𝐕𝐈𝐈: 𝐍𝐎 𝐌𝐄 𝐒𝐔𝐁𝐄𝐒𝐓𝐈𝐌𝐀𝐑Á𝐒
06 de noviembre, 1971
Port Camelbury, Connecticut
———LA LIEBRE SABE A UNA MIXTURA ENTRE pollo y ternera; pero su carne es oscura, magra y por ende de gusto intenso. Ulric había preparado un civet de liebre con una salsa de vino del color del nogal, y había invitado a Vita a prescindir de su silla al otro extremo de la mesa para ocupar el puesto junto al suyo.

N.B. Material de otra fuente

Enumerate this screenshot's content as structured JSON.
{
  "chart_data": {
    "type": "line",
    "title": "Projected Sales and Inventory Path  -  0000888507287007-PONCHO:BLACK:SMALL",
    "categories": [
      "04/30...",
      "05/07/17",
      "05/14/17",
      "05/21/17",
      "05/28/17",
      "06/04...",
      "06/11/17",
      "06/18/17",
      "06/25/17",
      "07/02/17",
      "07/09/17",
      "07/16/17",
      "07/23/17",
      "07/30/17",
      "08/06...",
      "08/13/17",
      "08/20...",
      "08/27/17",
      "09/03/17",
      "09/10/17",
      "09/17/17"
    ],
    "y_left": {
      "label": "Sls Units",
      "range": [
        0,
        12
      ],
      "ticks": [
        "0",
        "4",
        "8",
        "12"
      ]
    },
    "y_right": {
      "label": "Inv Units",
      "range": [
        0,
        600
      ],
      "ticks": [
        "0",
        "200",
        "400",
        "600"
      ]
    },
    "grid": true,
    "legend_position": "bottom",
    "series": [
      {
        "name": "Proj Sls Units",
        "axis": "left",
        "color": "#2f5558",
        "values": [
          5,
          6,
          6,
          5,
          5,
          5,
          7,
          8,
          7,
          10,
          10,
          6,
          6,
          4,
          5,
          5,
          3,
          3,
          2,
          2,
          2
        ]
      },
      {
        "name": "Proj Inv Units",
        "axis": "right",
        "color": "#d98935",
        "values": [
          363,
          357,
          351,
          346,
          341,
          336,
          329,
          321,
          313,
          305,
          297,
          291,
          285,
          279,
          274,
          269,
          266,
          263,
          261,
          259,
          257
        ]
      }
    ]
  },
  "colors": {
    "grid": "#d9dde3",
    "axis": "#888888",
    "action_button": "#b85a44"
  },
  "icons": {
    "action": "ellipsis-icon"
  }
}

Aún con el delantal cubriéndolo de torso a rodillas y un perfume a cocina impregnándole la piel, Ulric posó ambos platos en la mesa dictaminando sus puestos; mientras tanto, Vita sintió la indomable necesidad de escrutar la comida con un descaro insolente, tratando de asimilar que estaba a punto de ingerir no sólo el cadáver de una de las formas de su dueño innominable, sino también el cuerpo sacro de una hermana animal.
—Siéntese, por favor.
Vita, entonces, levantó la mirada y sintió como si hubiera cambiado de ojos por una brizna de tiempo: del característico bigote de lápiz de Ulric no quedaba rastro, y el descuido de su cabello había sacado a la luz unos rizos desgastados que se asomaban como colibríes entre arbustos de caléndulas fenecientes. Lo descubrió en la prosperidad de una juventud sepultada por hábitos arcaicos; exento, lozano. Lo único que podía preguntarse al mirarlo con tales trastornos era qué serie de alteraciones hubo ella de ignorar en él para que sólo el despojo de los bigotes le hicieran descubrir un cambio de esa índole.
No obstante al estupor, Vita tuvo la intención de tragarse los requiebros hasta que entendió que los mismos hubieron de escapar por su mirada para encontrar el camino a la conciencia de Ulric. Éste, aceptándolos como tácitos, le facilitó la sugerencia ajustando la posición de la silla. Ella, aunque vacilante, cedió, aunque la velada no tuvo inicio hasta que él ocupó también su asiento.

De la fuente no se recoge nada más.